No campo das artes, onde o futebol está incluído a essa realidade, pensamento,  questionar o assunto de maneira empírica pode se tornar perda de tempo. E mais, analisando pelo cosmopolitismo no contexto ético e da globalização pela inclusão produtiva, o que está acontecendo no futebol em muitos casos é funcional. O que não pode ser esquecido para os oriundos do terceiro mundo ou dos países em via de desenvolvimento, principalmente (nós outros)  brasileiros, é lembrar sempre a origem, o Porto seguro, não importando se o mesmo está situado em: Ananindeua (PA), Planaltina (DF), Rocinha (RJ), Bairro de Fátima (São Luís/MA), Bacabal (MA), Pinheiro (MA), Cariri (CE), Campo Maior (PI), Patos (PB), entre outras comunidades e municípios, em que a maioria dos nossos jogadores saiu para ascender socialmente e brilhar como artistas da bola  no palco dos estádios de futebol.
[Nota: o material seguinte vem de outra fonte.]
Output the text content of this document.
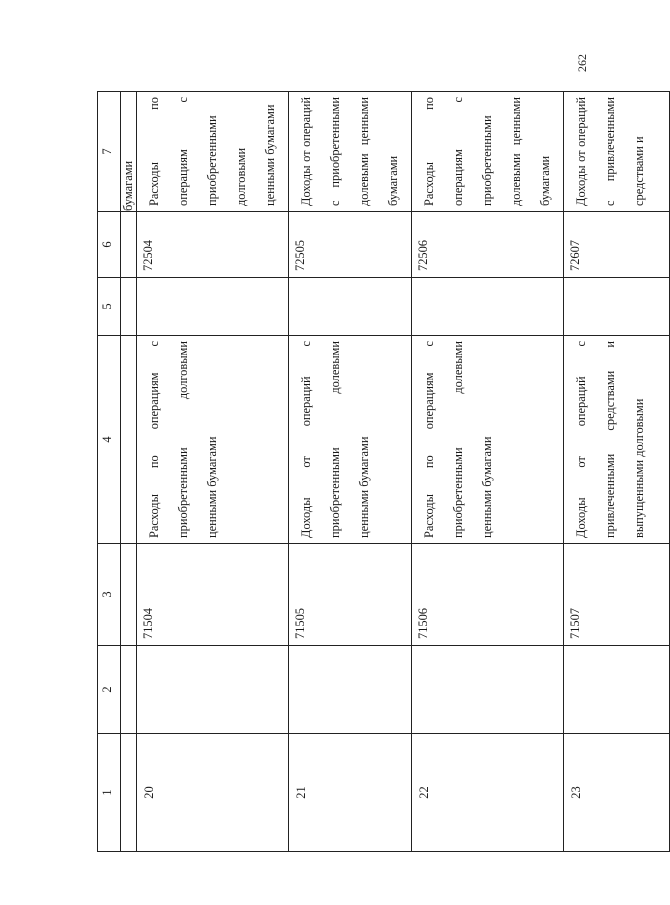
262
1	2	3	4	5	6	7
						бумагами
20		71504	Расходы по операциям с приобретенными долговыми ценными бумагами		72504	Расходы по операциям с приобретенными долговыми ценными бумагами
21		71505	Доходы от операций с приобретенными долевыми ценными бумагами		72505	Доходы от операций с приобретенными долевыми ценными бумагами
22		71506	Расходы по операциям с приобретенными долевыми ценными бумагами		72506	Расходы по операциям с приобретенными долевыми ценными бумагами
23		71507	Доходы от операций с привлеченными средствами и выпущенными долговыми		72607	Доходы от операций с привлеченными средствами и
Além do cosmpolitismo na bola e nas artes, têm outras coisas que ainda me deixam confuso ao tentar compreender o conceito de ser cosmopolita, cidadão do mundo, sem perder a identidade. Às vezes vem aquela empolgação momentânea do plágio do primeiro mundo, absorvido por conta do acesso a informação com o surgimento e a evolução de novas tecnologias, as redes sociais criadas pela internet e o processo de colonização o qual estamos inseridos historicamente. Caio na real e reflito. Percebo que não posso deixar o meu lado provinciano. Degustar o guaraná Jesus, ou o sorvetinho de coco feito na casquinha original dos pregoeiros, comer um caranguejo no barzinho da praia de São Luís ou São José de Ribamar, torcer mais do que nunca pelo meu Sampaio Corrêa, passear tranquilamente pelas ruas do Centro Histórico e outros cartões postais da cidade sem molestado por almas penadas, curtir o couro comendo do tambor de crioula, a toada autêntica e sem modismo vazio do bumba-meu-boi, o reggae clássico jamaicano com o jeitinho peculiar do dançar coladinho do maranhense. Visitar as igrejas, os museus e poder perceber neles o quanto são similares e representativos quanto as suntuosidades vistas no Vaticano, Milão, Barcelona, Paris, Rússia, etc. Poder pronunciar o meu ‘hein, hein’, ‘pequeno’ como um acréscimo e contribuição para a rica ortografia Luso Brasileira. Mas deixo bem claro, que aprecio o meu provincianismo, mas sem demagogia e xenofobismo, pois também quero conhecer a geografia e a história do mundo, além  das coisas boas que estão em redor dele, mas sempre tendo como ponto de partida o meu lar.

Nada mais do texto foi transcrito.